Complètement. Il y a un autre mécanisme, en revanche, qui est celui de l'imitation mutuelle. Les machines apprennent en nous imitant, on le sait. Mais nous aussi, les utilisateurs, interagissons avec elles, et nous apprenons donc également d'elles. Nous avons appris, par exemple, à beaucoup mieux jouer aux échecs, ou au go. Les maîtres de go imitent les coups de go inventés par les machines. Dans un autre genre, si vous discutez avec un agent conversationnel longtemps, vous allez finir par parler un peu comme cet agent conversationnel. C'est cela, plus qu'une menace d'extermination, qui change notre condition humaine au sein du monde.
- C'est tout de même une menace, non ?
Une chose est sûre, il y a des usages envisagés, qui devraient être mis sur le marché dans les années à venir, qui vont profondément modifier notre condition humaine. Il y a un exemple parlant. l'humanité toujours été définie par sa finalité. Par la mort, et la conscience de cette mort future. Aujourd'hui, on sait faire des systèmes d'intelligence artificielle qui sont capables de parler comme des personnes décédées. De manière identifiable, ressemblante, mais sans pour autant faire le perroquet. Ces systèmes peuvent apprendre, à travers tout le corpus de messages, sur Whatsapp et ailleurs, que vous laissez derrière vous, à parler comme vous. Pourquoi ne pas, ensuite, imaginer un avatar qui parlera comme vous ?
La notion de volonté n'existe pas pour l'intelligence artificielle.
- On imagine qu'une telle chose donnerait naissance à des débats éthiques et moraux sans fin...
Voilà. Et pourtant, les premiers exemples de ce genre existent déjà. On l'a encore vu récemment au Canada. Ca pose une question : va-t-on changer la mort ?
- Les avancées de la science, et l'imitation, dont vous parliez tout à l'heure, peuvent-elles laisser redouter qu'un jour, le robot soit doué d'une vie propre ?
Il y a une différence, qui sera toujours là. C'est que les notions même de volonté, de conscience, n'existent pas pour les intelligences artificielles. Mais pour autant, elles peuvent se comporter, de manière inconsciente comme si elles étaient douées de volonté. Et un observateur extérieur sera dans l'illusion d'un comportement voulu. Il faut garder à l'esprit que s'il y a des problèmes qui apparaissent, ce sera par accident, pas de manière intentionnelle. Si on projette la responsabilité sur un système qui ne peut pas, par définition, être responsable, on se retrouve confronté à de vrais problèmes.
- Ca a été le cas en mars 2018, dans l'Arizona. Une femme a été renversée, et tuée, par une voiture autonome Uber.
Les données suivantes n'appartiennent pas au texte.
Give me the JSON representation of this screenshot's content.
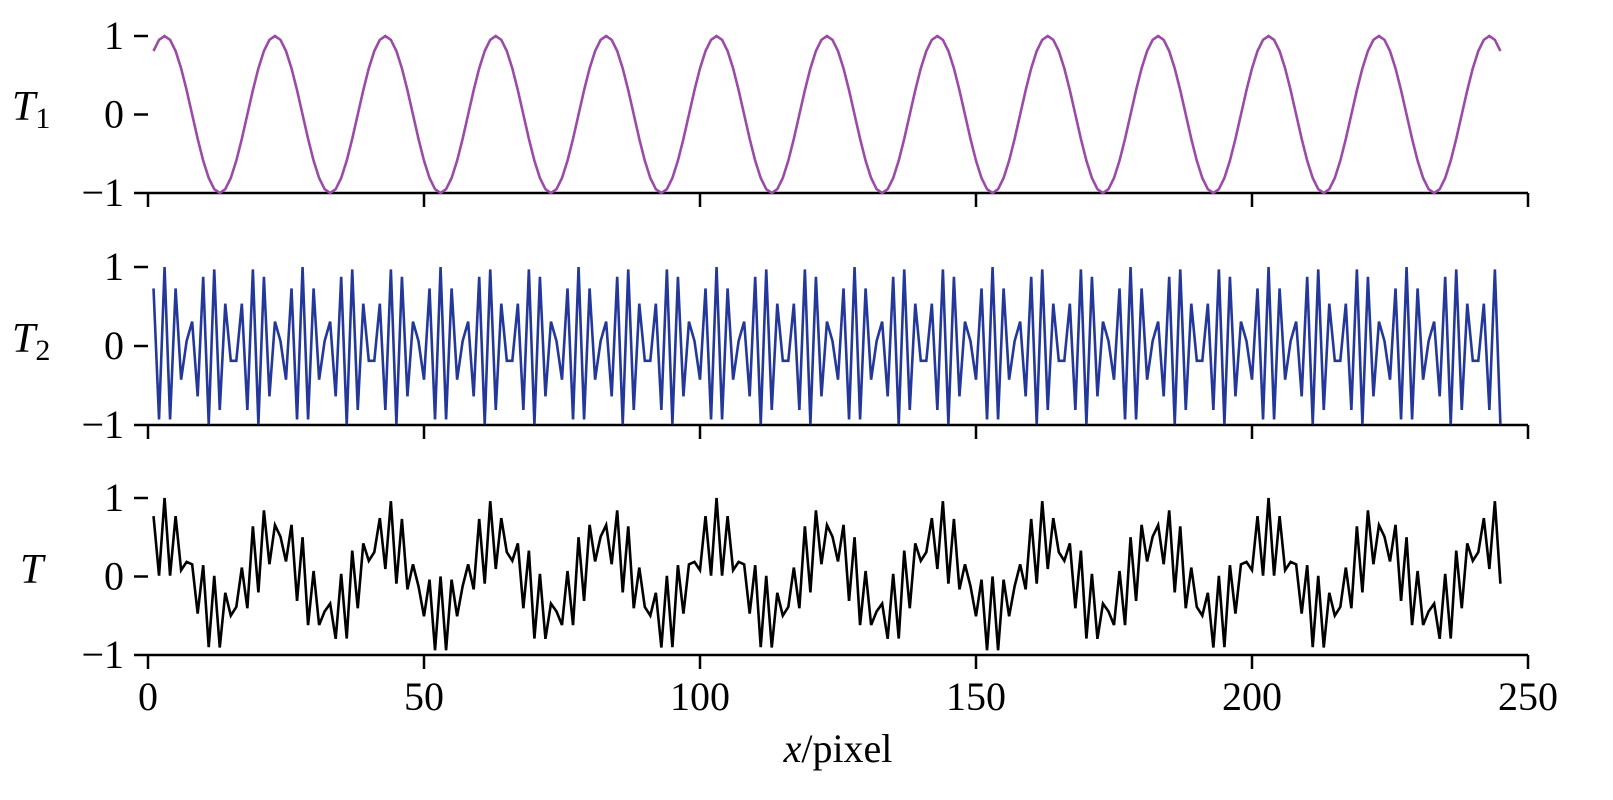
{
  "chart_data": {
    "type": "line",
    "xlabel": {
      "var": "x",
      "unit": "/pixel"
    },
    "xlim": [
      0,
      250
    ],
    "xticks": [
      0,
      50,
      100,
      150,
      200,
      250
    ],
    "x_start": 1,
    "x_end": 245,
    "panels": [
      {
        "id": "T1",
        "label_main": "T",
        "label_sub": "1",
        "color": "#9b4aa8",
        "ylim": [
          -1,
          1
        ],
        "yticks": [
          -1,
          0,
          1
        ],
        "formula": "cos(2*pi*(x - 3)/20)"
      },
      {
        "id": "T2",
        "label_main": "T",
        "label_sub": "2",
        "color": "#23389a",
        "ylim": [
          -1,
          1
        ],
        "yticks": [
          -1,
          0,
          1
        ],
        "formula": "cos(2*pi*0.44*(x - 3))"
      },
      {
        "id": "T",
        "label_main": "T",
        "label_sub": "",
        "color": "#000000",
        "ylim": [
          -1,
          1
        ],
        "yticks": [
          -1,
          0,
          1
        ],
        "formula": "(T1 + T2) / 2"
      }
    ]
  }
}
Cela soulève de nombreuses questions juridiques.
Exactement. La responsabilité doit être partagée au cas par cas. Dans ce cas-là, c'était un problème de reconnaissance d'image. Le système a vu qu'il y avait un obstacle, mais il l'a classifié comme quelque chose de pas important, pas comme un être humain. Il faut donc déterminer qui est responsable, entre les fabricants du système, les concepteurs de tel ou tel logiciel... C'est le tribunal qui tranchera. Mais ce qui est important, c'est de toujours avoir à l'esprit que ce n'est pas le système d'intelligence artificielle qui est responsable. Il n'est pas un agent moral, pas une personne.
- Est-ce que, si vous revenez en Corse dans une dizaine d'années, pour une nouvelle conférence, il est possible que ce soit un robot qui fasse votre interview ?
Ce n'est pas totalement exclu !
Biographie :
Alexei Grinbaum est physicien et philosophe. Après des études à l’Université de Saint-Pétersbourg et à l’Ecole Polytechnique, il soutient une thèse sur le rôle de l'information en théorie quantique. Il est aujourd'hui chercheur au Laboratoire des Recherches sur les Sciences de la Matière (LARSIM) du CEA-Saclay. Il travaille sur les questions éthiques et sociales que soulèvent les nouvelles technologies. Il étudie les incertitudes du progrès technique et leur impact sur la gouvernance, l’application du principe de précaution et la perception des innovations technologiques par le public.
Alexei Grinbaum est l'auteur de Mécanique des étreintes (Encre Marine, 2014), et Les Robots et le mal, (Desclée de Brouwer, 2019).